If there's one way to feel like a rock star it's to play a show on one side of the country, finish your set, and dash off to catch your 4:30 a.m. plane to New York to go play another show on the opposite side of the country. I managed to catch a couple solid hours of spine-curling sleep, with my head jammed into the window cavity, and my knees against my chest, which allowed me just enough next-day-energy to book the car rental, sort out our driving route to Ottawa, and eat some of the best Sushi I've ever had in my life with Mike's New York family. If you're ever in Brooklyn you have to go to a place called Kyoto and try the tuna dumpling. You will fall in love. To top off the night I ended up skateboarding for the first time in years (I can still land a kick-flip!) down to the Statue of Liberty to drink some beers with the big lady herself.
We spent the next day driving eight hours into Ottawa with Mike's brother, and arrived around dusk. We hit the hay pretty quickly after settling in at our hotel across the river in a little town called Gatineau, and after finding a good place to get a couple nightcaps.
July 1 st ! Happy Canada Day!
After wandering around the 9 a.m. ghost-town-like-streets of Gatineau we quickly came to realize two things about French Canadians: They don't understand sarcasm (telling a French Canadian that you've "Gatineau where the food is" will either leave you with a look of confusion, or distaste), and it's impossible to find something to eat so early in the morning - but you can quickly and easily find somewhere that will serve you a beer and satisfy your morning urges to play video poker.
After conceding the fact that Gatineau'ers don't do breakfast, we booked it back to the hotel to catch the tail end of their buffet. Almost everything had already been scooped up (since this was the only place to eat in the entire city), so we were left with beers for breakfast and Caesars for lunch, and since we were there to represent Whistler, we thought we better make 'em doubles.
Our first show was an interesting one, with a diverse gathering of on-lookers, aged 8 and 80, with no one in between. We got a few kids rockin', but their grandparents were hesitant to let them get too close.
Our second show, scheduled at a more reasonable time of day, went amazingly. The four hours in between sets allowed people our age to wake up and come out, and allowed us time to drink a few more bottles of cheap white wine. Once the show was over we shook hands, kissed babies, and told people all about the beautiful town that sent us here.

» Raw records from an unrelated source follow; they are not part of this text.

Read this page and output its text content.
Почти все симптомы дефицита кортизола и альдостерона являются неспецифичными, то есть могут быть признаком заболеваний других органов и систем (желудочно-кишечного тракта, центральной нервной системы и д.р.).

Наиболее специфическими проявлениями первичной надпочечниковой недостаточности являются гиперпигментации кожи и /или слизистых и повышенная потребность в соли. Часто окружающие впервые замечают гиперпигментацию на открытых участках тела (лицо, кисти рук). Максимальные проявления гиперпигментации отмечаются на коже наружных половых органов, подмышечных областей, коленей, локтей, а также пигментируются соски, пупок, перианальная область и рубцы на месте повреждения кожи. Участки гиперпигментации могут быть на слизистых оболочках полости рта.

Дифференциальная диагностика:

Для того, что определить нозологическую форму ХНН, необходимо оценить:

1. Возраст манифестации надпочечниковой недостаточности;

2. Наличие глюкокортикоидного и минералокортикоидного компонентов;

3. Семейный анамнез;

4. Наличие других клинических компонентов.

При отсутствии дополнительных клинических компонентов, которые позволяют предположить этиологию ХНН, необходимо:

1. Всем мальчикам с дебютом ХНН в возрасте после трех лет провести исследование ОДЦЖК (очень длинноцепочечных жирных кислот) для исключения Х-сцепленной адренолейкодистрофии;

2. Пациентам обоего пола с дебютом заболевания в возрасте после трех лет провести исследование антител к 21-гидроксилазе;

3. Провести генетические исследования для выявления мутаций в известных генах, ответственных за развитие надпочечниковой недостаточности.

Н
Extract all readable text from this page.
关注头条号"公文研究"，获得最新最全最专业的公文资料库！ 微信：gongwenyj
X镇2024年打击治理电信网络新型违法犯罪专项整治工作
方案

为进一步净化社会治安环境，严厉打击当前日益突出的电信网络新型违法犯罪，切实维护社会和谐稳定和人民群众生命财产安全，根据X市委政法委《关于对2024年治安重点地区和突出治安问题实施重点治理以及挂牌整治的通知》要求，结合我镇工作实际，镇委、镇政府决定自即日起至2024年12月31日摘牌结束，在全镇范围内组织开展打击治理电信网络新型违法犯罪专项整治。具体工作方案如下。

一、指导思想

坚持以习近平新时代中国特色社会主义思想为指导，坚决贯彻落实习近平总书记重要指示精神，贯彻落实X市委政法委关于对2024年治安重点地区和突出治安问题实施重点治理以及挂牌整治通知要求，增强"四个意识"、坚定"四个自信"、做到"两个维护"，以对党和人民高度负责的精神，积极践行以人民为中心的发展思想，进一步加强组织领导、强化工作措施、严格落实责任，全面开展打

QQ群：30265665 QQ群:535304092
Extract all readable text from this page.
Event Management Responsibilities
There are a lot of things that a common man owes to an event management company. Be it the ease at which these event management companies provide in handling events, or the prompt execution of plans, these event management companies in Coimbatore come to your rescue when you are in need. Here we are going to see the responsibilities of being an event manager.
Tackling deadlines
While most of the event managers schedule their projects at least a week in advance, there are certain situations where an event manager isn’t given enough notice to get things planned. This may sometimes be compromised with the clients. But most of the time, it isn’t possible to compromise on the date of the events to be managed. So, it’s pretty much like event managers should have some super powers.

After all the action had died down, and the streets had been emptied of all the people, and left filled with their garbage, we made sure to hop the main stage fence, wait until the security guard had turned his back, and made a run for the stairs leading up to the stage that earlier held the talents of Sarah McLaughlin, and the attention of 20,000 people, to show off a couple of our best air-guitar moves for the few remaining crowd members and random roamers, before quickly being booted off and sent home.
The next day the garbage was gone, and so were we. We drove back to New York for the standard 4 th of July BBQ fest, including drinks at the beautiful Brooklyn apartment of Ms. Stacy London, co-host of What Not to Wear.
Between the jet setting, the celeb meeting, the never-ending free drinks, and the amazing places we got to visit and see, it was a pretty fantastic past seven days.
If Whistler weren't so beautiful itself, I'd say it would almost be hard to come back home.